Многие психологи полагают, что подобные случаи объясняются стремлением пациента при помощи литературных подвигов расквитаться со школьными товарищами, которых ему никак не удавалось перекричать, перещеголять, переплюнуть в драке, плавании, романах и во всем прочем. В приложении ко мне эта теория представляется отчасти верной, но только отчасти, ибо, не проявив в детские годы особых спортивных талантов, я, однако, отнюдь не был ни калекой, ни неженкой. Значит, дело было не только в моем желании взять реванш, но, вероятно, и в том, что мачеха, которая была, по сути дела, моей настоящей матерью (отец вторично женился, когда мне было всего шесть лет), читала мне гораздо больше книг, чем это обычно принято в провинции. А книг у отца было немало, и хотя он умалчивал об этом, но в действительности относился к ним с величайшим почтением, как и подобало человеку, который до поступления в медицинский колледж был учителем.

Так или иначе, с должным основанием или без оного, в одиннадцать лет меня одолел писательский зуд. Когда мне еще не было десяти, я уже регулярно выпускал газету, предназначенную для самого узкого круга читателей, какой только можно вообразить, — для самого себя. Помимо обычных виньеток, рубрики этой газеты были украшены портретами ее редактора. Пятнадцати лет, живя в Соук-Сентре, я во время каникул нанялся в «Геральд», где раскладывал шрифт по кассам, вертел рукоятку ручного печатного станка, писал заметки (которые неизменно заканчивались словами: «Все были довольны приятно проведенным временем») и за все эти многообразные труды не получал ни цента. К концу лета я заикнулся о прибавке, и меня тотчас уволили, резонно возразив, что я и того не стою. Все же этим летом (1899 или 1900 года) я был счастлив, ибо считал, что пробился в печать.

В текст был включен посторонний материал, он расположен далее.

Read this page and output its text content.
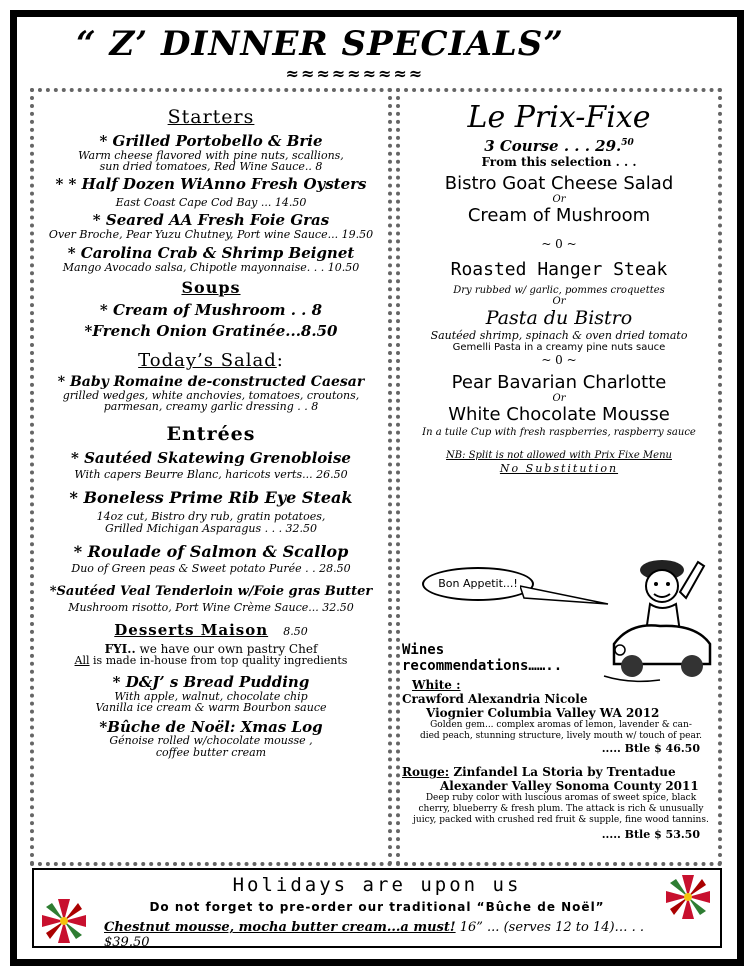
“ Z’ DINNER SPECIALS”
≈≈≈≈≈≈≈≈≈
Starters
* Grilled Portobello & Brie
Warm cheese flavored with pine nuts, scallions,
sun dried tomatoes, Red Wine Sauce.. 8
* * Half Dozen WiAnno Fresh Oysters
East Coast Cape Cod Bay ... 14.50
* Seared AA Fresh Foie Gras
Over Broche, Pear Yuzu Chutney, Port wine Sauce... 19.50
* Carolina Crab & Shrimp Beignet
Mango Avocado salsa, Chipotle mayonnaise. . . 10.50
Soups
* Cream of Mushroom . . 8
*French Onion Gratinée...8.50
Today’s Salad:
* Baby Romaine de-constructed Caesar
grilled wedges, white anchovies, tomatoes, croutons,
parmesan, creamy garlic dressing . . 8
Entrées
* Sautéed Skatewing Grenobloise
With capers Beurre Blanc, haricots verts... 26.50
* Boneless Prime Rib Eye Steak
14oz cut, Bistro dry rub, gratin potatoes,
Grilled Michigan Asparagus . . . 32.50
* Roulade of Salmon & Scallop
Duo of Green peas & Sweet potato Purée . . 28.50
*Sautéed Veal Tenderloin w/Foie gras Butter
Mushroom risotto, Port Wine Crème Sauce... 32.50
Desserts Maison 8.50
FYI.. we have our own pastry Chef
All is made in-house from top quality ingredients
* D&J’ s Bread Pudding
With apple, walnut, chocolate chip
Vanilla ice cream & warm Bourbon sauce
*Bûche de Noël: Xmas Log
Génoise rolled w/chocolate mousse ,
coffee butter cream
Le Prix-Fixe
3 Course . . . 29.50
From this selection . . .
Bistro Goat Cheese Salad
Or
Cream of Mushroom
~ 0 ~
Roasted Hanger Steak
Dry rubbed w/ garlic, pommes croquettes
Or
Pasta du Bistro
Sautéed shrimp, spinach & oven dried tomato
Gemelli Pasta in a creamy pine nuts sauce
~ 0 ~
Pear Bavarian Charlotte
Or
White Chocolate Mousse
In a tuile Cup with fresh raspberries, raspberry sauce
NB: Split is not allowed with Prix Fixe Menu
No Substitution
Bon Appetit...!
Wines
recommendations……..
White :
Crawford Alexandria Nicole
Viognier Columbia Valley WA 2012
Golden gem... complex aromas of lemon, lavender & can-
died peach, stunning structure, lively mouth w/ touch of pear.
..... Btle $ 46.50
Rouge: Zinfandel La Storia by Trentadue
Alexander Valley Sonoma County 2011
Deep ruby color with luscious aromas of sweet spice, black
cherry, blueberry & fresh plum. The attack is rich & unusually
juicy, packed with crushed red fruit & supple, fine wood tannins.
..... Btle $ 53.50
Holidays are upon us
Do not forget to pre-order our traditional “Bûche de Noël”
Chestnut mousse, mocha butter cream...a must! 16” ... (serves 12 to 14)… . . $39.50
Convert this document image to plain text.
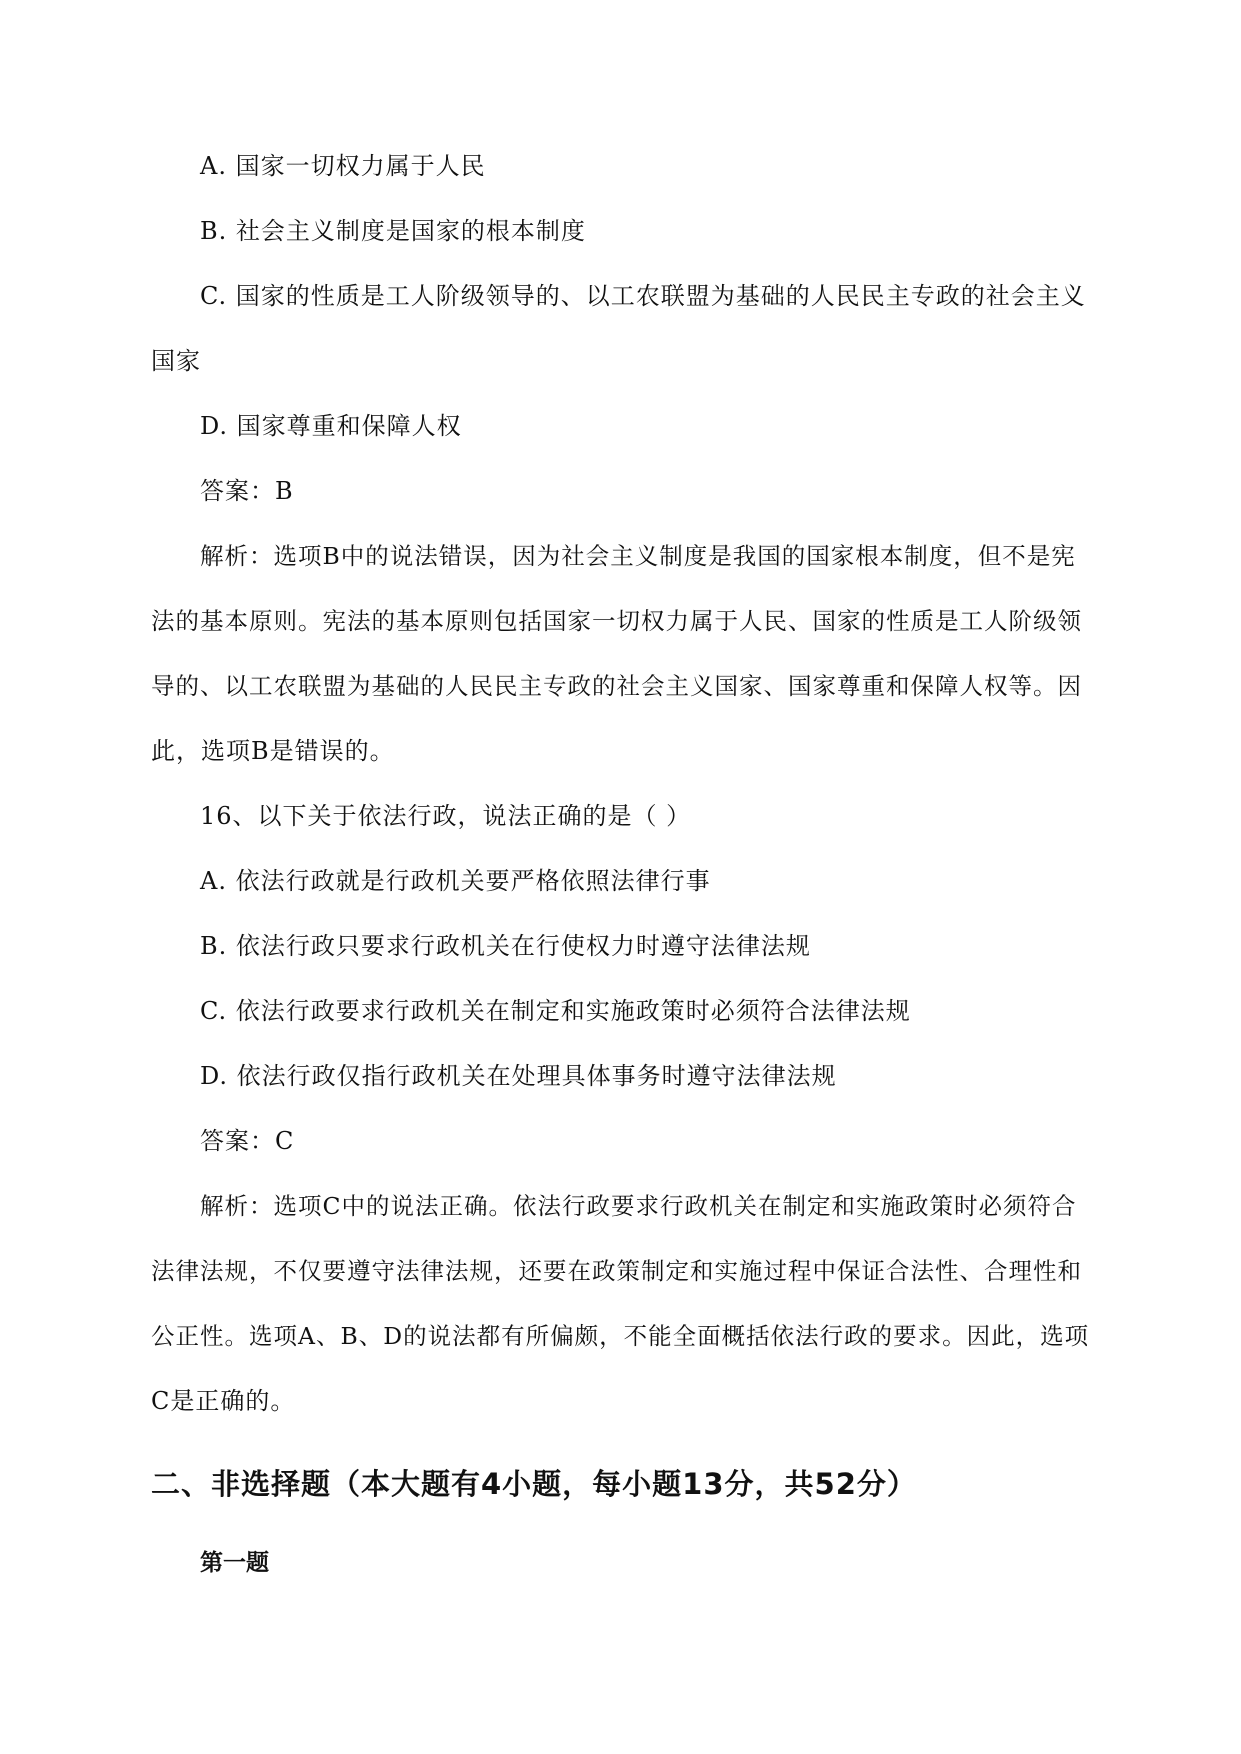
A. 国家一切权力属于人民
B. 社会主义制度是国家的根本制度
C. 国家的性质是工人阶级领导的、以工农联盟为基础的人民民主专政的社会主义
国家
D. 国家尊重和保障人权
答案：B
解析：选项B中的说法错误，因为社会主义制度是我国的国家根本制度，但不是宪
法的基本原则。宪法的基本原则包括国家一切权力属于人民、国家的性质是工人阶级领
导的、以工农联盟为基础的人民民主专政的社会主义国家、国家尊重和保障人权等。因
此，选项B是错误的。
16、以下关于依法行政，说法正确的是（ ）
A. 依法行政就是行政机关要严格依照法律行事
B. 依法行政只要求行政机关在行使权力时遵守法律法规
C. 依法行政要求行政机关在制定和实施政策时必须符合法律法规
D. 依法行政仅指行政机关在处理具体事务时遵守法律法规
答案：C
解析：选项C中的说法正确。依法行政要求行政机关在制定和实施政策时必须符合
法律法规，不仅要遵守法律法规，还要在政策制定和实施过程中保证合法性、合理性和
公正性。选项A、B、D的说法都有所偏颇，不能全面概括依法行政的要求。因此，选项
C是正确的。
二、非选择题（本大题有4小题，每小题13分，共52分）
第一题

К тому времени, когда мне удалось поступить в Йель, зуд стал нестерпим. Я вкладывал в писание куда больше пыла, чем в любые науки и даже любой вид спорта: я забрасывал «Йельский литературный журнал» и «Йельские куранты» длинными поэмами на средневековые сюжеты, в которых говорилось о таинственных потрясающих женщинах, одетых в белую парчу (о боже!), рассказами о шведах из Миннесоты и даже лирическими стихотворениями на немецком языке, должно быть, ужасном. Добрая половина этих вещей удостоилась напечатания. «ИЛЖ» был журнал чопорный, почтенный, ученый, консервативный и для начинающего автора совершенно бесполезный, а вот непритязательные, легкомысленные «Куранты» принесли мне величайшую пользу. Кроме того, я посещал занятия по теории короткого рассказа, руководитель которых, ставший потом автором нескольких низкопробных романов, сумел бы, вероятно, погубить любое дарование, если бы сам был подаровитее.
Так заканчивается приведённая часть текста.